Leeds city has seen a sharp increase in the number of infections in recent days. Lily said her area is on a level 3 alert for Covid-19 on a four-level scale. Since the pandemic is unpredictable, alert levels can change rapidly.

Pedestrians walk past a bus stop in London with a government message about the coronavirus urging people to take precautions on December 29, 2020. Photo by AFP/Tolga Akmen.

Pedestrians walk past a bus stop in London with a government message about the coronavirus urging people to take precautions on December 29, 2020. Photo by AFP/Tolga Akmen.

But she and people around her are only slightly more worried than before, Lily said.

"Everybody does everything they can, like washing their hands, wearing masks, not meeting other people, and keeping their distance."

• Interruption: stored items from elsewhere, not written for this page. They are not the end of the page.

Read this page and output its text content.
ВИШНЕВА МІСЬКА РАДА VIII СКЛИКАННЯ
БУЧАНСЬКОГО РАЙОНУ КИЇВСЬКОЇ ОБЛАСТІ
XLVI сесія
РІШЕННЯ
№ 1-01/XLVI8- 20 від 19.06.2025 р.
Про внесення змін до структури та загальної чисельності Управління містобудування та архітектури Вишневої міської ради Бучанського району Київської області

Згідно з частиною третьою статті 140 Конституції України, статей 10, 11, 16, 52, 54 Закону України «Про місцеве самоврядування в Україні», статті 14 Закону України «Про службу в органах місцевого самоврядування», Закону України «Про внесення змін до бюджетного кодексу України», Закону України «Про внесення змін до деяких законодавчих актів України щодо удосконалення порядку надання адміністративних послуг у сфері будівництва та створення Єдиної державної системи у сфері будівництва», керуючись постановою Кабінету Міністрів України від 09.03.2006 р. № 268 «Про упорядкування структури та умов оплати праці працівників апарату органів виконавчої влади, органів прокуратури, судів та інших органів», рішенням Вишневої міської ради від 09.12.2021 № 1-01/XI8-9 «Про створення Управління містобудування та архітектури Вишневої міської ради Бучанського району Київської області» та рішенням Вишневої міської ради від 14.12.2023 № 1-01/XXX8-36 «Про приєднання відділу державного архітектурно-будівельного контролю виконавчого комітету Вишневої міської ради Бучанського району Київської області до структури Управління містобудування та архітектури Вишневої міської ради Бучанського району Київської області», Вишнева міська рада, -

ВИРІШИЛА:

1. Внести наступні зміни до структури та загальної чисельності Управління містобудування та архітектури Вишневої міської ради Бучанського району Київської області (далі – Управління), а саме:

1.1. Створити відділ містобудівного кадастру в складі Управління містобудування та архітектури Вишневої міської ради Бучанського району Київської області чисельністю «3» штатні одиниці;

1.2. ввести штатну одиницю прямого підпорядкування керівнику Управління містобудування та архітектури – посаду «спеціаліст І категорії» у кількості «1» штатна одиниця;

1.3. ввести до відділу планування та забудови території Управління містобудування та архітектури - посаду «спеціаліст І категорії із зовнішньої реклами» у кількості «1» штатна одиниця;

Thai has the same view that there is no need to worry too much about a new strain of Covid-19 because viruses constantly change.

"I'm more interested in vaccines now," he said.

On December 2, the U.K. became the first country in the world to approve the Pfizer-BioNTech Covid-19 vaccine and began a vaccination campaign dubbed ‘V-Day’ (Vaccine Day) on December 8.

Caregivers and elderly people in nursing homes and healthcare workers have been assigned priority.

The government has recently approved the Oxford-AstraZeneca vaccine. Health Secretary Matt Hancock said the first doses would be administered on January 4.

Thai said: "2020 is a difficult year for everyone in general. What direction 2021 will take is hard to say, but at least we have seen the light at the end of the tunnel.

"I think everyone should take advantage of the last few days of the year to isolate, rest, regain their energy and think positively about the future."